Nor is your competitor time, money and resources. Your real competitor is mediocrity to paraphrase authors Karin Hurt and David Dye.

You’re In A Difficult Position: Look Backwards Or Forwards For Programming?

Today’s technology driven, hyper-connected, instant gratification, real-time world puts you as a conference organizer in a difficult position. You’re expected to deliver highly participatory, forward-thinking, experience-driven, sensory-laden, learner-centered, performance-focused conferences that move the needle for your customers.

Too often our current conference planning processes focus on the greatest common denominator. We promote and sell last-year’s best practices and success. We’re outdated from the start.  We look backwards.

We also strive to offer something for everyone at our event. Trying to be all things to all people melts excellence and emerging practices into commonplace, ordinary averageness.

We aggregate speaker proposals. We let volunteers rank them on what they know or who they personally like. We roll the dice that what was submitted actually meets our core customers’ needs.

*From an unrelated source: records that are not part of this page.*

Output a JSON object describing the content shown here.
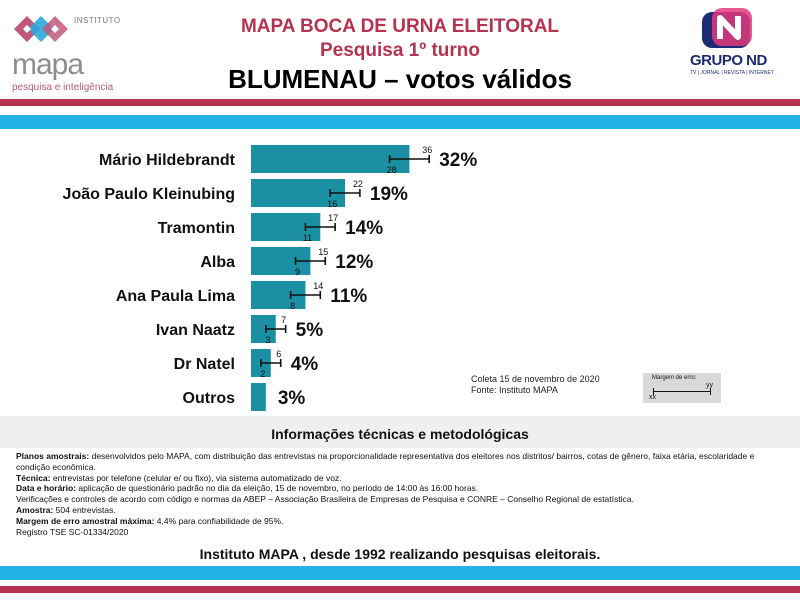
{
  "header": {
    "line1": "MAPA BOCA DE URNA ELEITORAL",
    "line2": "Pesquisa 1º turno",
    "line3": "BLUMENAU – votos válidos"
  },
  "logos": {
    "left": {
      "top": "INSTITUTO",
      "word": "mapa",
      "tagline": "pesquisa e inteligência"
    },
    "right": {
      "word": "GRUPO ND",
      "sub": "TV | JORNAL | REVISTA | INTERNET"
    }
  },
  "colors": {
    "bar": "#1b8fa3",
    "brand_red": "#b5334f",
    "brand_cyan": "#21b3e3"
  },
  "chart_data": {
    "type": "bar",
    "orientation": "horizontal",
    "categories": [
      "Mário Hildebrandt",
      "João Paulo Kleinubing",
      "Tramontin",
      "Alba",
      "Ana Paula Lima",
      "Ivan Naatz",
      "Dr Natel",
      "Outros"
    ],
    "values": [
      32,
      19,
      14,
      12,
      11,
      5,
      4,
      3
    ],
    "value_labels": [
      "32%",
      "19%",
      "14%",
      "12%",
      "11%",
      "5%",
      "4%",
      "3%"
    ],
    "error_low": [
      28,
      16,
      11,
      9,
      8,
      3,
      2,
      null
    ],
    "error_high": [
      36,
      22,
      17,
      15,
      14,
      7,
      6,
      null
    ],
    "unit": "%",
    "grid": false
  },
  "notes": {
    "collect": "Coleta 15 de novembro de 2020",
    "source": "Fonte: Instituto MAPA",
    "moe_legend_title": "Margem de erro:",
    "moe_legend_low": "xx",
    "moe_legend_high": "yy"
  },
  "info": {
    "title": "Informações técnicas e metodológicas",
    "planos_label": "Planos amostrais:",
    "planos_text": " desenvolvidos pelo MAPA, com distribuição das entrevistas na proporcionalidade representativa dos eleitores nos distritos/ bairros, cotas de gênero, faixa etária, escolaridade e condição econômica.",
    "tecnica_label": "Técnica:",
    "tecnica_text": " entrevistas por telefone (celular e/ ou fixo), via sistema automatizado de voz.",
    "data_label": "Data e horário:",
    "data_text": " aplicação de questionário padrão no dia da eleição, 15 de novembro, no período de 14:00 às 16:00 horas.",
    "verificacoes": "Verificações e controles de acordo com código e normas da ABEP – Associação Brasileira de Empresas de Pesquisa  e CONRE – Conselho Regional de estatística.",
    "amostra_label": "Amostra:",
    "amostra_text": " 504 entrevistas.",
    "margem_label": "Margem de erro amostral máxima:",
    "margem_text": " 4,4% para confiabilidade de 95%.",
    "registro": "Registro TSE SC-01334/2020"
  },
  "footer": "Instituto MAPA , desde 1992 realizando pesquisas eleitorais."
}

We assume the more people involved in designing the program and choosing the experts and content, the more customers we’ll attract.

Well, it doesn’t work that way. It leads to mediocrity.

The Devil’s In The Details Mindset

As a conference organizer, you may even lose your soul to logistics, to-do lists and ever increasing detailed tasks. You become hell-bent on ensuring that every precise meeting specific is perfect. From registration to trade show to contracts to BEOs to room set efficiencies to audio visual equipment, your attention is on the perfected particulars, the stuff, the objects.

This drive to make sure that the logistics are right causes you to forget who the conference is for—people! You begin to treat people as objects. So your registrants lose their souls to your hyper- and laser-focus on meeting minutiae. You’ve succumbed to mediocrity because your event is perfect as far as logistics are concerned. However, your conference experience lacks depth, connection, conviction, emotion and purpose. It runs smoothly as planned. But it misses the mark to help your customers advance in their jobs.

Meet Expectations With Dull Drab Staleness Or Originality?

So consider these questions:

  • Is your conference designed to give your customers the experience they expect?
    Word of caution here. If you plan to meet their expectation of just one or two takeaways, you’ve already lowered your conference standards to average at best.
  • Have you normalized  conference mediocrity as acceptable?
    We’ve all heard conference participants say if they can just get one or two takeaways, it was worth it. Wow, the bar is really low. And that’s not good. We have altered our customers’ and leaders’ standards of what is acceptable (tolerable?) and what is good for conferences. The standard of good has become good enough which translates into mediocre. We have attended and planned good enough conferences so much that we have accepted it is as normal. We even score conferences on satisfaction rates–which does not lead to change, learning or loyalty. (Hat tips Chris Guillebeu for challenging us to then beyond average as acceptable).
  • Have you lowered your participants’ conference expectation so much that they expect triviality?

The Choice To Be Better Than Status Quo Starts With You

Great conference experiences are not just a consequence of good intentions, flawless logistics, attentive committee management and meeting deadlines. It requires reimagining, recreating and rethinking every aspect of your conference participants’ interaction with you, your company, your conference venue, your speakers, and their peers.

This means you need to refocus on your conference strategy! Then align that strategy with your customers’ needs.

Be forewarned! It’s not about acquiescing to everything your conference customers ask for and want. It’s about being proactive, not reactive. It involves getting ahead of your customers’ needs and then delivering on stellar promises. It’s about focusing on conference core purpose. It’s about advancing the profession or industry.

Remember, “Wow, that registration process was flawless and I can’t wait for next year’s event so I can experience meeting logistics perfection again,” said no one!

So how do we avoid planning conference routineness and commonness? What steps do you take to avoid creating mediocre conference experiences?